Gedenktag der ungarischen Opfer des Holocaust markiert

Religiöse und politische Führer feierten am Freitag den Gedenktag der ungarischen Opfer des Holocaust und betonten die Bedeutung der Kontrolle über Macht und Widerstandsfähigkeit.
András Heisler, Leiter des Verbandes ungarischer jüdischer Gemeinden (Mazsihisz), sprach vor einer kleinen Versammlung im Garten der Synagoge in der Budapester Dohány-Straße und sagte, die wichtigste „Lektion” des Holocaust sei, dass der Macht niemals „unbedingt vertraut werden darf“und muss immer in Schach gehalten werden.
Heisler nannte es eine “besondere Tragödie”, dass 430.000 Menschen ohne substanziellen Widerstand “in Wagen überführt werden könnten”
Die enteigneten, gedemütigten Juden hätten die Entscheidung der Behörden zur Kenntnis genommen und seien in dem Glauben an Bord der Wagen gegangen, sie würden zur Arbeit ins Ausland gebracht, sagte erWenn die Macht nicht unter Kontrolle gehalten werde, “wächst die Gefahr von Tragödien wie Unkraut auf der Wiese”, sagte er.
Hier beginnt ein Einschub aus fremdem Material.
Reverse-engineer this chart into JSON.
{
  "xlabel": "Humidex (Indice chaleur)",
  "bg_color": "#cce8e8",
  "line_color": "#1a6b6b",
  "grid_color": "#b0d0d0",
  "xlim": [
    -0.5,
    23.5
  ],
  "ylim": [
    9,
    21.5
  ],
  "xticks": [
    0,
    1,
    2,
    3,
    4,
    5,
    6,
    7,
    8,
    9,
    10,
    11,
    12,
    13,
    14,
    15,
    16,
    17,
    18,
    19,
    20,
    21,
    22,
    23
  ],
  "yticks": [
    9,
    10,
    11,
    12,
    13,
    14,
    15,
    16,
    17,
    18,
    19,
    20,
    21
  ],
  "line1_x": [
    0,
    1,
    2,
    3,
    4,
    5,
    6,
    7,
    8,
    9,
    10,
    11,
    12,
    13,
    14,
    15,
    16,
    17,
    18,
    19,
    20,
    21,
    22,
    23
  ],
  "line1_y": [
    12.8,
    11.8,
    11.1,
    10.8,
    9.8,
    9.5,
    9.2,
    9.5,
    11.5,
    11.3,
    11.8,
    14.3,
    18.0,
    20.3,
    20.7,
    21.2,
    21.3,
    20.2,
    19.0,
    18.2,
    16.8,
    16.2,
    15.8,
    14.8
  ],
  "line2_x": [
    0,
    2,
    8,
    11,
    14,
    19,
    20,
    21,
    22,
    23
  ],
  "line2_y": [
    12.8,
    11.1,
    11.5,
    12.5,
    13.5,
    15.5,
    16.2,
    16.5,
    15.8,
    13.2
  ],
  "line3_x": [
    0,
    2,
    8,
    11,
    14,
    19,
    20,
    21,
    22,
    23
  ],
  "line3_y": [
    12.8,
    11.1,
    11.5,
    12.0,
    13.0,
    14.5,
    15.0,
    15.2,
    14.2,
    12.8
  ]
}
Oberrabbiner Róbert Fröhlich sagte, dass diejenigen, die sich an diesem Tag an den Holocaust erinnern, dies ohne konkrete Erinnerungen an die Menschen und Ereignisse der Zeit tun “Was uns alle hier verbindet, ist, dass wir Juden sind”, sagte er.
Der Budapester Bürgermeister Gergely Karácsony sprach in einem auf Facebook veröffentlichten Video bei der virtuellen Einweihung eines Denkmals.
Die Einweihung von „Retter der Menschen“durch Zénó Kelemen war ursprünglich für den Marsch der Lebenden am 25. April geplant, wurde jedoch aufgrund der Coronavirus-Epidemie neu organisiert.
In dem auf Facebook geposteten Video sagte Karácsony, „der Holocaust wirft einen langen, dunklen Schatten auf unsere gesamte Zivilisation, aber unsere Zivilisation muss weiterleben, mit all der Last und den Konsequenzen dessen, was passiert ist.“”.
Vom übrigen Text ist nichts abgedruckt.